Jeanne Crain, perhaps best known for dancing with my grandfather that one time, got to mack with Dana Andrews in State Fair at twenty years old. I shit you not, when I discovered this one I almost cried. Real. Tears.
SERIOUSLY.

It was at about this point in my initial research (DANA ANDREWS) that I fled Hollywood and tried to find less depressing, more realistic examples from... the literary world! Where my ladies of the page at? Literary girls aren't super foxy and kissing your dead soulmates, right?

Right. Turns out that when literary girls turn twenty, they only publish career-making poems that later get carved into mountainsides in their memory. Ever heard of "Renascence"? No? Well, ever heard of EDNA ST. VINCENT MILLAY? She was nineteen when she wrote that shit. You know where you were at nineteen? Still figuring out your alcohol limit. At best.

Other literary girls are less intimidating - Emily Bronte, for example, worked as a teacher at age twenty but suffered a breakdown from stress and returned home to kill time teaching herself German and practicing the piano. That's about right, Emily - strike out on your own only to be crushed by psychological weakness and return, humiliated, to lonely self-improvement in the family home! This is okay. Until you start taking your claustrophobic, miserable life and turning it into shit like Wuthering Heights and making us all look so... unproductive. Couldn't you just journal it out? That's what normal people do. "Dear Diary, today my peers advanced another step beyond me in the journey toward functionality and self-actualization. I am going to take more naps."

Dorothy Parker was orphaned and had to support herself playing piano at a dancing school. That sounds rough. It sounds character-building. It sounds depressing. Man, I sure am better off than she was at my age! Except for that little "dedicating her spare time to perfecting her craft" habit that scored her a job the next year at Vogue... Whatevs.

Zelda Sayre (fun fact: a writer in her own right!) married F. Scott and became Zelda Fitzgerald in her twentieth year. WHO ARE YOU DATING?? To be honest, from then on she wasn't much of a role model, but, for what it's worth, girlfriend made a fortunate alliance. Check it out.

I mean... She had a baby with the man who wrote the short story that inspired the film The Curious Case of Benjamin Button starring Brad Pitt The Great Gatsby.
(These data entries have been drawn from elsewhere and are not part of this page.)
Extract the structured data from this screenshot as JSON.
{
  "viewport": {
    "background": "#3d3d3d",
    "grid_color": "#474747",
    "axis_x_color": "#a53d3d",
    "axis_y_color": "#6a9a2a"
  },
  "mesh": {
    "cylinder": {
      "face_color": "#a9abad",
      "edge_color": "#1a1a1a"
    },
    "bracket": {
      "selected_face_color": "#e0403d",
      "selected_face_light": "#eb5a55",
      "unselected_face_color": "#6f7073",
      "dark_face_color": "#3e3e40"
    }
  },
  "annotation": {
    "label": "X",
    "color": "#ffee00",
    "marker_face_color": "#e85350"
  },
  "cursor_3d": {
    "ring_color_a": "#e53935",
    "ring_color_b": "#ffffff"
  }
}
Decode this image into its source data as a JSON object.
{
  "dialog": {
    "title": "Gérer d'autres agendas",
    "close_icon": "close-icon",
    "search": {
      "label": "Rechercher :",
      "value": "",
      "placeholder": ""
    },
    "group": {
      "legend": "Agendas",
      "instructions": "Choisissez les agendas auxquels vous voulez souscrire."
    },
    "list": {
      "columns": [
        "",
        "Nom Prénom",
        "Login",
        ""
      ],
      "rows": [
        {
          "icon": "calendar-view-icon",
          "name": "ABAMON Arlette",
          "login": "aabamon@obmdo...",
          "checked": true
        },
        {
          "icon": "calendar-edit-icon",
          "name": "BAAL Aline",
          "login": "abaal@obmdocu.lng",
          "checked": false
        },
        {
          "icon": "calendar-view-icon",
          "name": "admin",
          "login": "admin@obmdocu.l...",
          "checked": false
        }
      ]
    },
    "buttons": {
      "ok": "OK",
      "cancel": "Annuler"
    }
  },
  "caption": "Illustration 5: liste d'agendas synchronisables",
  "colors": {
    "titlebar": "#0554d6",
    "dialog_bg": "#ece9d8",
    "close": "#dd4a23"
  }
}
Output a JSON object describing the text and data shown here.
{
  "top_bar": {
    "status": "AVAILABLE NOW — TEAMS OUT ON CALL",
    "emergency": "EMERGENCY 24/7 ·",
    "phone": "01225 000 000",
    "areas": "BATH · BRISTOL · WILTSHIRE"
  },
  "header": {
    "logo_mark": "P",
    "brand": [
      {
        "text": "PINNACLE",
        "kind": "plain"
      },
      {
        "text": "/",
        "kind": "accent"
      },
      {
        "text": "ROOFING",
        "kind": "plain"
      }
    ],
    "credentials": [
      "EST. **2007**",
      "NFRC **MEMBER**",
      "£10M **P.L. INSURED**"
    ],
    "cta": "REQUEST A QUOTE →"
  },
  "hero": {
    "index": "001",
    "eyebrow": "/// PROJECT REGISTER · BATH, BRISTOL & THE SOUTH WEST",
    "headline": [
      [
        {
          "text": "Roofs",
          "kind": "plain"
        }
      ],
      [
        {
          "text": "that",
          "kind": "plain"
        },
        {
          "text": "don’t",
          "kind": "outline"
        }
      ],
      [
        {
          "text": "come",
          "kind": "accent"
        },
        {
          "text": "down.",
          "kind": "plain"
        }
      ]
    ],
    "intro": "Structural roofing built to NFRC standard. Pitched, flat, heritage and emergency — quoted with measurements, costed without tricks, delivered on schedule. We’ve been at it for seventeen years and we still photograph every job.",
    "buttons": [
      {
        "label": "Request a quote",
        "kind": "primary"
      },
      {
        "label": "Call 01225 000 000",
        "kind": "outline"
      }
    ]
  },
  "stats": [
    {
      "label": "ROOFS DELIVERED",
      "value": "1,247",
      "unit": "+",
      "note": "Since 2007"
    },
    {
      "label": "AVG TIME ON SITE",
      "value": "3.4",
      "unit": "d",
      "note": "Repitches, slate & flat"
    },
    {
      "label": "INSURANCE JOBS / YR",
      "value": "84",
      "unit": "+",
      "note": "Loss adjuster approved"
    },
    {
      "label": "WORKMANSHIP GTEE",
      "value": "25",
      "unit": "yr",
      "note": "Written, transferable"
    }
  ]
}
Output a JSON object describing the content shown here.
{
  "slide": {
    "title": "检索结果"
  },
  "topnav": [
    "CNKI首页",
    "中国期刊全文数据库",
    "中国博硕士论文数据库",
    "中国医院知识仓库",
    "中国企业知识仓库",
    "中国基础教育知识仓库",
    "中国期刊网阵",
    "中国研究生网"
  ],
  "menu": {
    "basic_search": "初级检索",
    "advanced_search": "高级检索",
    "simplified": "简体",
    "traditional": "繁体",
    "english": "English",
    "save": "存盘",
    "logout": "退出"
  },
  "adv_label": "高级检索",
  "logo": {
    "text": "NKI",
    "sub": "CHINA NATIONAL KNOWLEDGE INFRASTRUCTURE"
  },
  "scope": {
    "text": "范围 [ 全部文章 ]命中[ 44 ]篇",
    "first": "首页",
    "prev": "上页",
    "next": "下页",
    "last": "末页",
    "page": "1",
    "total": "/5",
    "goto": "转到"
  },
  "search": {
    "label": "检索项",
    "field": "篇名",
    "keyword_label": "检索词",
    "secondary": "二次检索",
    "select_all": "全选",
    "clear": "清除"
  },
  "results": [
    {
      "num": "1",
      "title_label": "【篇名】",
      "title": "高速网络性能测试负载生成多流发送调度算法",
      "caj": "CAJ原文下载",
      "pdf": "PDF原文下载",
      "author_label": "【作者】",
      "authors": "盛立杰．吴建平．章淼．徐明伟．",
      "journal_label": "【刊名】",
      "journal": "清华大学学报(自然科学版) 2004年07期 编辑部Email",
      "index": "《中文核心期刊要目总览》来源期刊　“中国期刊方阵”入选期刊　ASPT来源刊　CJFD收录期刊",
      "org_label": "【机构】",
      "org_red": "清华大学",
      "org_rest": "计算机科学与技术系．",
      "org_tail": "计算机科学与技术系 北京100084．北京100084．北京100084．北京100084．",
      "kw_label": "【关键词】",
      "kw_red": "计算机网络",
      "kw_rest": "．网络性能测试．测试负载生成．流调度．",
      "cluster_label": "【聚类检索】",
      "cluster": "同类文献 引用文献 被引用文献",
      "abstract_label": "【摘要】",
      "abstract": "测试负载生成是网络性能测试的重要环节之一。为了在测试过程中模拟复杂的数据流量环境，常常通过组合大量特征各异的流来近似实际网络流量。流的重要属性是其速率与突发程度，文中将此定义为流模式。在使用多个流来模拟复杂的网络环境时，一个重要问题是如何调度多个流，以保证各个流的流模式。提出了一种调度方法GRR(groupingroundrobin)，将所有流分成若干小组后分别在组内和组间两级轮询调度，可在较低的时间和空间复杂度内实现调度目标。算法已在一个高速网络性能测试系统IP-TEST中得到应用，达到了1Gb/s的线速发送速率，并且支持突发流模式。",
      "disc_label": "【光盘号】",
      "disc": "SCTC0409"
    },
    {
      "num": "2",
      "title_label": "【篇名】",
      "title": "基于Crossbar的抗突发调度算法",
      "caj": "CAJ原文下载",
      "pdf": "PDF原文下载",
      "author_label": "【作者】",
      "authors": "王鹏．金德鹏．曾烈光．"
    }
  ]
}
Lastly, however, I can leave you with a doozy.
Drawn neither from the glittering firmament of Hollywood glamazons or the less-fancy writer ladies brain trust - from a land altogether different - I give you...
A literary heroine.

Elizabeth Bennet.
Elizabeth fucking Bennet was twenty years old.

Forgive me....
I have to go be depressed.

1 comment:

  1. Luckily for you Jo all these things happened within their twentieth years and so faf you are only a mere what sixteen days in? Youve got a whole eleven months left! I on the other hand have completely passed my prime and the only thing going for me is that I can legally drink it all away!! I think Zelda may approve of that... However drinking heavily all the time seems much more charming in the 1920's... Ignoring prohibition like a badass.